Rodney McMullen: Pharmacy margins. We would view margins probably pretty stable. We continue to identify ways to improve service, and we invest most of that savings that we get in reducing wait time for customers and other aspects because what our customers or patients are telling us when you look at our principal competitors, they’re continuing in close locations. They’re continuing to pull out in certain markets, and we view that as an opportunity. So we’re reinvesting in that business and our pharmacy team or health awareness team is doing a great job of really working with the whole team to be able to support our patients. And the thing that’s always — I always find amazing is about a third of our customers don’t even realize we have a pharmacy, and we’ve been in the business for, I don’t know, at least 30 years. And we continue to see where we have opportunity to gain share in that business, and we’ll do that.

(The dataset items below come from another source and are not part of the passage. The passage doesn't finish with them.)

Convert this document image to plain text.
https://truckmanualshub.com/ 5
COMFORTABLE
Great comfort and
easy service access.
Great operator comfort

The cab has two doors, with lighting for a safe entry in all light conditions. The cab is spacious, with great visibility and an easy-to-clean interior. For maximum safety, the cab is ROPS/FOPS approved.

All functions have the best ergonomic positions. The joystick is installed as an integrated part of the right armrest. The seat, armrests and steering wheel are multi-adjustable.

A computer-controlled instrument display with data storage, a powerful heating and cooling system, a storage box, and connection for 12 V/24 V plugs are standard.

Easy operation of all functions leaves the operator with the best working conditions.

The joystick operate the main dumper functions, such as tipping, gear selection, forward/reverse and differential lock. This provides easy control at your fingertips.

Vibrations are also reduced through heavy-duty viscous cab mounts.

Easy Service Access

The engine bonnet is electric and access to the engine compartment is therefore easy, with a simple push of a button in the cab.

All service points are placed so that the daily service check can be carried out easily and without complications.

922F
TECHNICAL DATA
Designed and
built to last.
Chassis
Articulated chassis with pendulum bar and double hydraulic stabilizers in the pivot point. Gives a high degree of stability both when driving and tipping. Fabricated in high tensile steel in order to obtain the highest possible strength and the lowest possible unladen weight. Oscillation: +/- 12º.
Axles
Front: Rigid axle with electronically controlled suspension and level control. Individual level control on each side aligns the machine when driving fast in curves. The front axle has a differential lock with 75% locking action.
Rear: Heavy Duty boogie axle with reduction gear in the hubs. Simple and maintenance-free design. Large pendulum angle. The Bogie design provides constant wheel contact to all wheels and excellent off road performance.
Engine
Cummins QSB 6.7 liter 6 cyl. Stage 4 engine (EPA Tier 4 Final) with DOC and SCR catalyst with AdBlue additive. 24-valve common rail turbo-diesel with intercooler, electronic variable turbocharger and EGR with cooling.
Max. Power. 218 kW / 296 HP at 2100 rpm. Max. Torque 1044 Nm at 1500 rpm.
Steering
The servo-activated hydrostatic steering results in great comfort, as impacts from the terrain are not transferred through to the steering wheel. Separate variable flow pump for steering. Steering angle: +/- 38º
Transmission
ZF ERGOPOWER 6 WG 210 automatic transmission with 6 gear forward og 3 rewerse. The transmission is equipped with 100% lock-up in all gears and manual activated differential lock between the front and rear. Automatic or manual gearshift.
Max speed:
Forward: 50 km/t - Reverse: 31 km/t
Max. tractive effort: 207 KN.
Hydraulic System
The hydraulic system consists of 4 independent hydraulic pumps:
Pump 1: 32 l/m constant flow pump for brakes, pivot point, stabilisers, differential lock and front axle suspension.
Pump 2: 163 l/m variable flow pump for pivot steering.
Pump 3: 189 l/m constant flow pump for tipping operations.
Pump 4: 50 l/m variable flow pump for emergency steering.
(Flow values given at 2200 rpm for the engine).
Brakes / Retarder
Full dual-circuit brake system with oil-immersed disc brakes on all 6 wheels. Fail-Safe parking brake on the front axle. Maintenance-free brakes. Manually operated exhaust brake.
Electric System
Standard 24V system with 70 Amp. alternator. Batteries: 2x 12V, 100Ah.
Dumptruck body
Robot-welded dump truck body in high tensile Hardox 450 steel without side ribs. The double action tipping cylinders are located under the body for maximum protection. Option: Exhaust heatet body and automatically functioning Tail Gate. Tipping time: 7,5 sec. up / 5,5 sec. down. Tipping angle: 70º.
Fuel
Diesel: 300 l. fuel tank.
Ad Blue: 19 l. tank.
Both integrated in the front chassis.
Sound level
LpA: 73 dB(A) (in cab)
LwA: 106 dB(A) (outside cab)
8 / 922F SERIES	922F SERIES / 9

Todd Foley: So want to add to that, Rodney, in pharmacy as a specific point relates to GLP. Obviously, we saw quite a bit of sales volume in that in ’23 and expect the same in ’24. But to your point on rate, the rate on GLP, that’s obviously a little bit of a headwind relative to rate because the margins on those. But we’re still excited about those because it’s high demand with our customers and it helps drive traffic in our stores. And then on top of that, the other sales driver we saw in the back half of the year related to our vaccine business as well. And that obviously is helpful both on the sales and the margin side. So just a couple of other points in addition to what Rodney called out.